There's been no shortage of leaks, rumors, and outright announcements from Microsoft about the company's next iteration of HoloLens, its standalone holographic PC. One particular rumor came over the summer, claiming that the next-generation device will use Qualcomm's Snapdragon XR1 chipset.
As it turns out, this wasn't completely accurate, but the headset will indeed use an SoC from Qualcomm. Instead of the XR1 though, several sources have confirmed that it will use a Snapdragon 850 Mobile Compute Platform. That's the same chipset that's already found in the Lenovo Yoga C630 and Samsung Galaxy Book2.

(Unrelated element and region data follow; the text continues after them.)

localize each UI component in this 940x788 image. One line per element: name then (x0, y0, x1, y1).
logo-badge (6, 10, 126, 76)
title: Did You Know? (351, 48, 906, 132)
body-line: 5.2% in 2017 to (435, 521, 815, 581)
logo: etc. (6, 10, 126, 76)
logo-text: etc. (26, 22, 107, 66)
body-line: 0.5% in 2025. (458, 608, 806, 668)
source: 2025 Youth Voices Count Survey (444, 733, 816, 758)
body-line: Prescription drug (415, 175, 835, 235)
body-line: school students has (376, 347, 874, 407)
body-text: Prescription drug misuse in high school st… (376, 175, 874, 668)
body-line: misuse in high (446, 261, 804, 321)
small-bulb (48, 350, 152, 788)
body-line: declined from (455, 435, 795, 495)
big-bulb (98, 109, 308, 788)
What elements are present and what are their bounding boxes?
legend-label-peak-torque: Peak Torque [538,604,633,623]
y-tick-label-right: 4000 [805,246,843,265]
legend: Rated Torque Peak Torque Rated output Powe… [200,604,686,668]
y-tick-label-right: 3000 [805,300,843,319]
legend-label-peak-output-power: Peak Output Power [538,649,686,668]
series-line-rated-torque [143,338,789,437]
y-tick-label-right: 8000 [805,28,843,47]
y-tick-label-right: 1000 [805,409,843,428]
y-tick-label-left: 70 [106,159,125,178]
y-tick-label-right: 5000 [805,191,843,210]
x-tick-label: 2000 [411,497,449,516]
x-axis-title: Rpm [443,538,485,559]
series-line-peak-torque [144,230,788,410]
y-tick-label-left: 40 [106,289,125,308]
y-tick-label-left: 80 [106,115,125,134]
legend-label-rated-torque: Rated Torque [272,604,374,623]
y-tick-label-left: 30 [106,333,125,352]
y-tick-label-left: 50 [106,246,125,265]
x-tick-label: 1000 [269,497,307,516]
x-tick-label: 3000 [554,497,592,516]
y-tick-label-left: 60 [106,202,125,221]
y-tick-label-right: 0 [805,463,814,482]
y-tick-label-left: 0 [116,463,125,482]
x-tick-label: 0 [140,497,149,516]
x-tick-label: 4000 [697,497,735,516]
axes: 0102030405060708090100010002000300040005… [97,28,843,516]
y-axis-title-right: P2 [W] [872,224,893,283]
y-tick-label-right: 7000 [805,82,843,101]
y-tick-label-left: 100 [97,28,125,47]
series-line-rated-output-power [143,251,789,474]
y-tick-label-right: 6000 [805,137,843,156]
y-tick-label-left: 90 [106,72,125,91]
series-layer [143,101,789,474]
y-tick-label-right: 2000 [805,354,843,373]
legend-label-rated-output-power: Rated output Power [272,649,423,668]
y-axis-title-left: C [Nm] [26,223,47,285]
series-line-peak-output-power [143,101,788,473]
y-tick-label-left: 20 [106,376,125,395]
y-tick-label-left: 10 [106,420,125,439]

Qualcomm just announced its next-generation PC chipset last week, the Snapdragon 8cx. You might be wondering why Microsoft isn't going with that instead, but remember, HoloLens relies heavily on its Holographic Processing Unit (HPU); the last generation actually used an Intel Atom for the CPU. When I reached out to Microsoft for comment on this story, I was directed to its announcement from July 2017 on its new HPU, saying that it will include an AI coprocessor.
What this means though, is that the next HoloLens will be an Always Connected PC. Not only will it benefit from ARM's 'instant on' functionality, but the Snapdragon 850 has a Snapdragon X20 4G LTE modem built into it, which is capable of download speeds of 1.2Gbps. Unfortunately, we can't confirm that the device will actually support these speeds, as Microsoft is already throttling the Snapdragon X16 in the Surface Pro and Surface Go to 450Mbps (I've been told that it's an issue with the antennas).
HoloLens has a major enterprise focus, and 4G LTE is a major use case for businesses. It's more secure than public Wi-Fi, and it allows users to be always connected to the internet, so they can work more easily in the field.
At Build this year, Microsoft announced Project Kinect for Azure, saying that the sensor is what will be used in the next HoloLens. With that, a Snapdragon 850, and an HPU with an AI coprocessor, it's starting to be clearer what the next-generation holographic PC will look like.
And then there's the software, which is Windows Core OS, or WCOS. WCOS removes a lot of the legacy parts of Windows 10, so you should actually get better performance out of the Snapdragon 850 on HoloLens than you will on a PC like the Yoga C630 or Galaxy Book2.
According to the most recent rumors, Microsoft will be releasing its next HoloLens in the second quarter of 2019, although the Snapdragon 850 chipset will likely be confirmed by the company in February. Hopefully, it will show off its next standalone holographic PC then.